Agentic Research Crawler: Sources & State

Table of Contents

1. Overview

tech-crawler is a Clojure CLI that crawls heterogeneous agentic-AI research sources and normalizes them into one schema — {:title :url :source :date :tags} — stored as a local EDN append log for offline querying. It optimizes for structured metadata extraction, not comprehensiveness or summarization: extract metadata, not meaning.

This note is the human-curated layer over the machine-readable crawl data — it records the source landscape, what is live, and the politeness rules. The crawler's data/crawl-*.json snapshots remain the raw layer that this page cites.

2. Current research interests

Four threads drive source selection:

  1. Correct-by-construction — verified synthesis and formal methods (Nada Amin: DafnyBench, VerMCTS, miniKanren relational programming; guided proof search in Coq).
  2. Agentic governance — algorithmic institutions, agent standards, and AI-agent law (Berkman Klein Center).
  3. Capability evaluation under constraints — eval design, deterministic simulation testing, distributed-systems correctness.
  4. Convergence — where the above meet: verified, governable, evaluable agents.

3. Source landscape

3.1. Live structured adapters

Source Type Parser Tier
arxiv-cs-ai papers HTML (enlive) 1
github-trending repos HTML (enlive) 1
hn-front discussion HTML (enlive) 1
harvard-seas events JSON Localist 1
mit-calendar events JSON Localist 2

3.2. Curated RSS/Atom feeds (25 sources, 26 endpoints)

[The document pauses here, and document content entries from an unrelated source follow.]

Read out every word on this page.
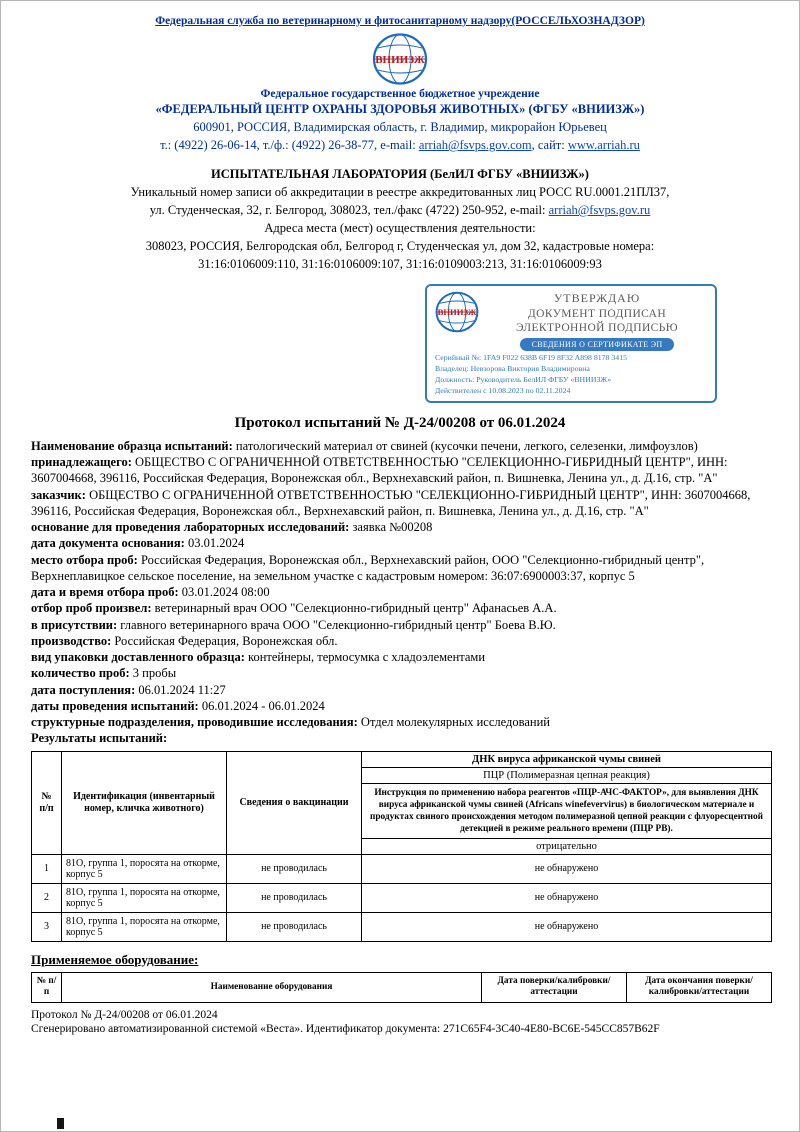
Федеральная служба по ветеринарному и фитосанитарному надзору(РОССЕЛЬХОЗНАДЗОР)
ВНИИЗЖ
Федеральное государственное бюджетное учреждение
«ФЕДЕРАЛЬНЫЙ ЦЕНТР ОХРАНЫ ЗДОРОВЬЯ ЖИВОТНЫХ» (ФГБУ «ВНИИЗЖ»)
600901, РОССИЯ, Владимирская область, г. Владимир, микрорайон Юрьевец
т.: (4922) 26-06-14, т./ф.: (4922) 26-38-77, e-mail: arriah@fsvps.gov.com, сайт: www.arriah.ru
ИСПЫТАТЕЛЬНАЯ ЛАБОРАТОРИЯ (БелИЛ ФГБУ «ВНИИЗЖ»)
Уникальный номер записи об аккредитации в реестре аккредитованных лиц РОСС RU.0001.21ПЛ37,
ул. Студенческая, 32, г. Белгород, 308023, тел./факс (4722) 250-952, e-mail: arriah@fsvps.gov.ru
Адреса места (мест) осуществления деятельности:
308023, РОССИЯ, Белгородская обл, Белгород г, Студенческая ул, дом 32, кадастровые номера:
31:16:0106009:110, 31:16:0106009:107, 31:16:0109003:213, 31:16:0106009:93
ВНИИЗЖ
УТВЕРЖДАЮ
ДОКУМЕНТ ПОДПИСАН
ЭЛЕКТРОННОЙ ПОДПИСЬЮ
СВЕДЕНИЯ О СЕРТИФИКАТЕ ЭП
Серийный №: 1FA9 F022 638B 6F19 8F32 A898 8178 3415
Владелец: Невзорова Виктория Владимировна
Должность: Руководитель БелИЛ ФГБУ «ВНИИЗЖ»
Действителен с 10.08.2023 по 02.11.2024
Протокол испытаний № Д-24/00208 от 06.01.2024

Наименование образца испытаний: патологический материал от свиней (кусочки печени, легкого, селезенки, лимфоузлов)

принадлежащего: ОБЩЕСТВО С ОГРАНИЧЕННОЙ ОТВЕТСТВЕННОСТЬЮ "СЕЛЕКЦИОННО-ГИБРИДНЫЙ ЦЕНТР", ИНН: 3607004668, 396116, Российская Федерация, Воронежская обл., Верхнехавский район, п. Вишневка, Ленина ул., д. Д.16, стр. "А"

заказчик: ОБЩЕСТВО С ОГРАНИЧЕННОЙ ОТВЕТСТВЕННОСТЬЮ "СЕЛЕКЦИОННО-ГИБРИДНЫЙ ЦЕНТР", ИНН: 3607004668, 396116, Российская Федерация, Воронежская обл., Верхнехавский район, п. Вишневка, Ленина ул., д. Д.16, стр. "А"

основание для проведения лабораторных исследований: заявка №00208

дата документа основания: 03.01.2024

место отбора проб: Российская Федерация, Воронежская обл., Верхнехавский район, ООО "Селекционно-гибридный центр", Верхнеплавицкое сельское поселение, на земельном участке с кадастровым номером: 36:07:6900003:37, корпус 5

дата и время отбора проб: 03.01.2024 08:00

отбор проб произвел: ветеринарный врач ООО "Селекционно-гибридный центр" Афанасьев А.А.

в присутствии: главного ветеринарного врача ООО "Селекционно-гибридный центр" Боева В.Ю.

производство: Российская Федерация, Воронежская обл.

вид упаковки доставленного образца: контейнеры, термосумка с хладоэлементами

количество проб: 3 пробы

дата поступления: 06.01.2024 11:27

даты проведения испытаний: 06.01.2024 - 06.01.2024

структурные подразделения, проводившие исследования: Отдел молекулярных исследований

Результаты испытаний:

№ п/п	Идентификация (инвентарный номер, кличка животного)	Сведения о вакцинации	ДНК вируса африканской чумы свиней
			ПЦР (Полимеразная цепная реакция)
			Инструкция по применению набора реагентов «ПЦР-АЧС-ФАКТОР», для выявления ДНК вируса африканской чумы свиней (Africans winefevervirus) в биологическом материале и продуктах свиного происхождения методом полимеразной цепной реакции с флуоресцентной детекцией в режиме реального времени (ПЦР РВ).
			отрицательно
1	81О, группа 1, поросята на откорме, корпус 5	не проводилась	не обнаружено
2	81О, группа 1, поросята на откорме, корпус 5	не проводилась	не обнаружено
3	81О, группа 1, поросята на откорме, корпус 5	не проводилась	не обнаружено

Применяемое оборудование:

№ п/п	Наименование оборудования	Дата поверки/калибровки/аттестации	Дата окончания поверки/калибровки/аттестации
Протокол № Д-24/00208 от 06.01.2024
Сгенерировано автоматизированной системой «Веста». Идентификатор документа: 271C65F4-3C40-4E80-BC6E-545CC857B62F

One generic feed adapter handles RSS 2.0, RSS 1.0/RDF, and Atom 1.0 by navigating local element names, so namespace differences are transparent. Feeds are imported from an OPML manifest.

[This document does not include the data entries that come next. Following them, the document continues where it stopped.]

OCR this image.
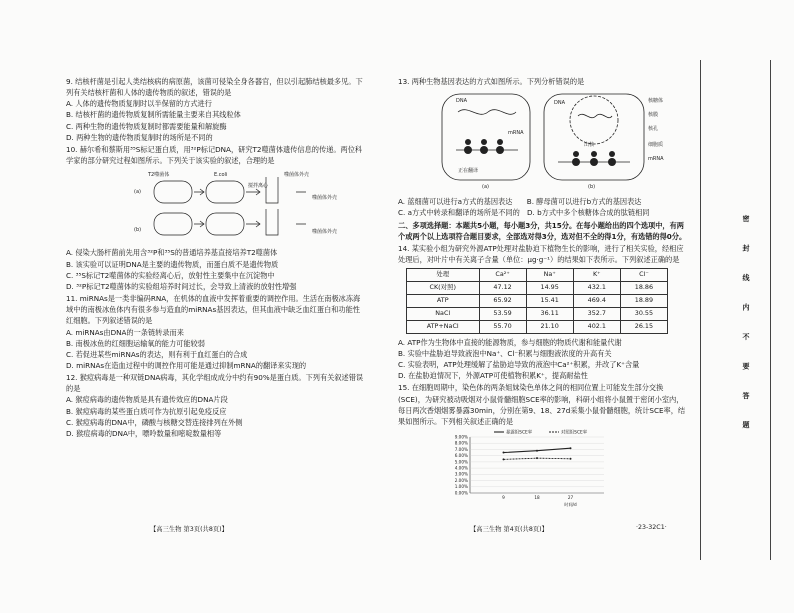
9. 结核杆菌是引起人类结核病的病原菌，该菌可侵染全身各器官，但以引起肺结核最多见。下列有关结核杆菌和人体的遗传物质的叙述，错误的是

A. 人体的遗传物质复制时以半保留的方式进行

B. 结核杆菌的遗传物质复制所需能量主要来自其线粒体

C. 两种生物的遗传物质复制时都需要能量和解旋酶

D. 两种生物的遗传物质复制时的场所是不同的

10. 赫尔希和蔡斯用³⁵S标记蛋白质，用³²P标记DNA，研究T2噬菌体遗传信息的传递。两位科学家的部分研究过程如图所示。下列关于该实验的叙述，合理的是

T2噬菌体	E.coli
搅拌离心
噬菌体外壳
(a)
(b)
噬菌体外壳
噬菌体外壳

A. 侵染大肠杆菌前先用含³²P和³⁵S的普通培养基直接培养T2噬菌体

B. 该实验可以证明DNA是主要的遗传物质，而蛋白质不是遗传物质

C. ³⁵S标记T2噬菌体的实验经离心后，放射性主要集中在沉淀物中

D. ³²P标记T2噬菌体的实验组培养时间过长，会导致上清液的放射性增强

11. miRNAs是一类非编码RNA，在机体的血液中发挥着重要的调控作用。生活在南极冰冻海域中的南极冰鱼体内有很多参与造血的miRNAs基因表达，但其血液中缺乏血红蛋白和功能性红细胞。下列叙述错误的是

A. miRNAs由DNA的一条链转录而来

B. 南极冰鱼的红细胞运输氧的能力可能较弱

C. 若促进某些miRNAs的表达，则有利于血红蛋白的合成

D. miRNAs在造血过程中的调控作用可能是通过抑制mRNA的翻译来实现的

12. 猴痘病毒是一种双链DNA病毒，其化学组成成分中约有90%是蛋白质。下列有关叙述错误的是

A. 猴痘病毒的遗传物质是具有遗传效应的DNA片段

B. 猴痘病毒的某些蛋白质可作为抗原引起免疫反应

C. 猴痘病毒的DNA中，磷酸与核糖交替连接排列在外侧

D. 猴痘病毒的DNA中，嘌呤数量和嘧啶数量相等

【高三生物 第3页(共8页)】

13. 两种生物基因表达的方式如图所示。下列分析错误的是

DNA
mRNA
核糖体
DNA
核膜
核孔
细胞质
出核
mRNA
(a)	(b)
正在翻译

A. 蓝细菌可以进行a方式的基因表达   B. 酵母菌可以进行b方式的基因表达

C. a方式中转录和翻译的场所是不同的  D. b方式中多个核糖体合成的肽链相同

二、多项选择题：本题共5小题，每小题3分，共15分。在每小题给出的四个选项中，有两个或两个以上选项符合题目要求，全部选对得3分，选对但不全的得1分，有选错的得0分。

14. 某实验小组为研究外源ATP处理对盐胁迫下植物生长的影响，进行了相关实验，经相应处理后，对叶片中有关离子含量（单位：μg·g⁻¹）的结果如下表所示。下列叙述正确的是

处理	Ca²⁺	Na⁺	K⁺	Cl⁻
CK(对照)	47.12	14.95	432.1	18.86
ATP	65.92	15.41	469.4	18.89
NaCl	53.59	36.11	352.7	30.55
ATP+NaCl	55.70	21.10	402.1	26.15

A. ATP作为生物体中直接的能源物质，参与细胞的物质代谢和能量代谢

B. 实验中盐胁迫导致液泡中Na⁺、Cl⁻积累与细胞液浓度的升高有关

C. 实验表明，ATP处理缓解了盐胁迫导致的液泡中Ca²⁺积累，并改了K⁺含量

D. 在盐胁迫情况下，外源ATP可使植物积累K⁺，提高耐盐性

15. 在细胞周期中，染色体的两条姐妹染色单体之间的相同位置上可能发生部分交换(SCE)，为研究被动吸烟对小鼠骨髓细胞SCE率的影响，科研小组将小鼠置于密闭小室内，每日两次香烟烟雾暴露30min，分别在第9、18、27d采集小鼠骨髓细胞，统计SCE率，结果如图所示。下列相关叙述正确的是

0.00%
1.00%
2.00%
3.00%
4.00%
5.00%
6.00%
7.00%
8.00%
9.00%
9	18	27
时间/d
暴露组SCE率	对照组SCE率
【高三生物 第4页(共8页)】	·23-32C1·
密 封 线 内 不 要 答 题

  • mech-interp / ml-systems — transformer-circuits.pub, Neel Nanda, Lilian Weng, Interconnects, Eugene Yan
  • formal methods / distsys — Jepsen/aphyr, Antithesis, Marc Brooker, Murat Demirbas, Hillel Wayne, James Bornholt
  • agents / providers — Simon Willison, Latent Space, Anthropic Research, Anthropic News
  • critique / rights — Pluralistic, 404 Media, EFF Deeplinks, Logic(s)
  • aviation / SDR — The Air Current, RTL-SDR
  • systems / FreeBSD — Klara Systems, FreeBSD Foundation, LWN, Hackaday
  • aggregator — Lobsters (tag-filtered)

Live now (research-core): the 15 feeds in mech-interp, formal-methods, and agents are crawled. The remaining categories are registered but :planned. Lobsters stays :planned — its robots.txt disallows non-allowlisted bots, so we do not crawl it.

4. Crawler hygiene

The crawl path is robots-aware and bandwidth-polite:

  • Conditional fetch — per-URL ETag / Last-Modified validators are cached; repeat crawls send If-None-Match / If-Modified-Since and skip unchanged feeds on a 304. (Observed live: a feed returns 200 with 51 items on first crawl, then 304 not-modified on the next.)
  • robots.txt — parsed and cached 24h per host; disallowed paths are skipped; fails open on fetch error.
  • Backoff — exponential with full jitter on 429~/~503, honoring Retry-After.
  • Dedup — items are deduplicated by canonical URL (fragment and trailing slash stripped), tracking first-seen so the log accumulates new items only.

5. Operational state (2026-05-23)

  • Live targets: 20 (5 structured + 15 feeds).
  • Feeds: 15 live, 11 planned (of 26 endpoints).
  • Open conjectures: 4 (none refuted).
    • C-001 — one normalize fn handles >80% of source variance.
    • C-002 — daily crawl frequency suffices.
    • C-003 — title+url+date+source+tags suffices for triage.
    • C-004 — CSS selectors for P1 sources stable quarterly.

6. Crawler etiquette

The crawler identifies itself with a descriptive User-Agent carrying a bot info URL and contact, and honors robots.txt and Retry-After. It extracts metadata only — it does not republish content or train on it.